Il faut à tout prix que je rentre. C’est de ma santé dont il est question. De quelle porte suis-je sorti ? De quelle couleur était-elle ? Possédait-elle un signe qui me permettrait de la distinguer des autres ? Un signe de quelle forme ? Le cercle d’un oeil de boeuf ? Une croix ? Un tag ? Ça ne me revient pas. Je devrais me concentrer sur les noms… Oui, lire les noms sur les boîtes aux lettres. Le mien me reviendra peut-être…

Be… na… li… el…
Benaliel… pourquoi pas ? J’aurais quand même eu une sacrée veine de tomber sur mon nom à la première étiquette. Je ne me sens pas être une personne particulièrement chanceuse. La serrure me confirme cette intuition : ma clé n’y rentre pas. Essayons donc celui-là : N… gu… yen…
Monsieur Nguyen… serais-je vietnamien ? Ça se verrait si j’l’étais ! Encore que j’ignore ce que le nom de Nguyen donne sur ma gueule ne sachant même pas à quoi je ressemble et qu’il n’y a rien par ici qui pourrait faire office de miroir. Et puis il suffirait que je sois métis pour ne même pas pouvoir déceler avec certitude les origines de mon faciès. De toute façon la serrure donne son verdict : ce n’est pas ici !

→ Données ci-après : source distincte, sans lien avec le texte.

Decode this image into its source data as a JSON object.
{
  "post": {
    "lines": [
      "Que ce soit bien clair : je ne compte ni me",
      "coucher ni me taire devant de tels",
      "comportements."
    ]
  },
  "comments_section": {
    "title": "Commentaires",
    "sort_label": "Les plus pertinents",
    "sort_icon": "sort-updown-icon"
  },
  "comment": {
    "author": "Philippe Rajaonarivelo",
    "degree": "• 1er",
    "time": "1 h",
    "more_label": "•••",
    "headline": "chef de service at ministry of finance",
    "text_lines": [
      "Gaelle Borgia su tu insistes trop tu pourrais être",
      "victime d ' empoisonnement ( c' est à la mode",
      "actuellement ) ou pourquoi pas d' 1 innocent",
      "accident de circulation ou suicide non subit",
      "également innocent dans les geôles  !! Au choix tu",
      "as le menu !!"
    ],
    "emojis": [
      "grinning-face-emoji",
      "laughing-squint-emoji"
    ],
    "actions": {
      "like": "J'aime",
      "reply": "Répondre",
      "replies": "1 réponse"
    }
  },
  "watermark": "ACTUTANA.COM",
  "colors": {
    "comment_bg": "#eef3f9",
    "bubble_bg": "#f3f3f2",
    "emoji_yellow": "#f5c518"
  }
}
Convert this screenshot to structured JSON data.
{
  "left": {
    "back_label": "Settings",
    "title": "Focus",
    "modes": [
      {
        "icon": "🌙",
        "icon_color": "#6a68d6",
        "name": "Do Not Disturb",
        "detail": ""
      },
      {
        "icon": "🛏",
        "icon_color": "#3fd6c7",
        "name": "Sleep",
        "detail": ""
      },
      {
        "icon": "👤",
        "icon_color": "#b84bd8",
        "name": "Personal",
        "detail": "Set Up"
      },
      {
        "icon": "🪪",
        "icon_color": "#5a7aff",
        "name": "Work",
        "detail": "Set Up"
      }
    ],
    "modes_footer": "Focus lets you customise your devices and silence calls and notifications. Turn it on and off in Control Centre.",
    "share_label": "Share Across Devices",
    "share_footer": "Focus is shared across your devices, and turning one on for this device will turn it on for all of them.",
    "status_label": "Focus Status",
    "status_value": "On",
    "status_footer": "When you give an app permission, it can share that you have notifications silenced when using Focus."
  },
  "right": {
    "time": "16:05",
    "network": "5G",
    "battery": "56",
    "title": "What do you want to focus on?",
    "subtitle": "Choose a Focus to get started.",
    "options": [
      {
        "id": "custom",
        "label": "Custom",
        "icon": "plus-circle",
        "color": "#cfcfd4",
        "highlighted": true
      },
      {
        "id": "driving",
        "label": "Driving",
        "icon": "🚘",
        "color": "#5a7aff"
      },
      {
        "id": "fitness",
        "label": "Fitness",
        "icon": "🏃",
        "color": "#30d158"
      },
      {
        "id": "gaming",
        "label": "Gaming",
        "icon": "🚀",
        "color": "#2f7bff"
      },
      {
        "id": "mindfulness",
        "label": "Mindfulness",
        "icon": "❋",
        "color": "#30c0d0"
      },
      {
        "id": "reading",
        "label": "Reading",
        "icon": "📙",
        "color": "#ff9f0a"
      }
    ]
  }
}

Et c’est après une centaine de noms, une centaine de serrures pénétrées en vain que je me rends compte que le parc a disparu. Il n’est plus derrière moi. Combien d’heures ai-je cherché ma porte ? Où mes pas m’ont-ils bien mené ? Emporté par la marée de mon angoisse, ai-je dérivé si loin ? J’ai donc échoué là, sur un boulevard. Les quelques bus et voitures qui passent tracent de leurs phares des traînées rouges et jaunes disparaissant plus loin, dans une autre rue, telles des étoiles filantes dans le noir. Drôle de ciel que celui du bitume. J’entends quelques voix qui veillent encore à cette heure-ci, à croire qu’elles se sont toutes données rendez-vous là, devant moi, juste pour m’emmerder. Le vent emporte les voix échappées de leurs paroles pour les faire tourbillonner, bourdonner dans l’oreille de ma solitude fiévreuse. Le silence qui jusque-là régnait sur moi est comme violé par le bruit des autres. De mon côté du trottoir, dans la pénombre, à la fois curieux et apeuré, je ne peux m’empêcher de les observer, ces autres, qui malgré tous mes efforts pour incarner au mieux l’indifférence, ne me laissent pas si indifférents. Je regarde attentivement leurs bouches bouger, de loin je suis captivé par leurs lèvres en action qui dans le flot d’une discussion que je n’entends pas d’ici, s’ouvrent et se referment à n’en plus finir, d’un mouvement aussi grossier que gracieux. Je tente de lire ce qu’ils se racontent, mais je ne discerne aucun mot. Parlent-ils une langue dont j’ai tout oublié ou suis-je tout simplement d’un autre pays, d’un autre camp, d’une autre race ? Voilà que je vacille à nouveau, les yeux me piquent, mes jambes tremblent, ma peau transpire, frissonne. Somme toute la fatigue et le doute commencent à prendre le dessus à force. C’est épuisant de brasser du vent. C’est terrifiant aussi. Il me faut prendre le temps de m’asseoir un peu et de fermer les yeux si je veux éviter de m’évanouir en pleine rue. Assis sur le trottoir, ma fièvre me relance et c’est les deux paupières posées sur le pouce et l’index de ma main droite que je tente de retrouver mes esprits. À ce instant-là, le sourire de la lune est si fin qu’il en devient presque imperceptible.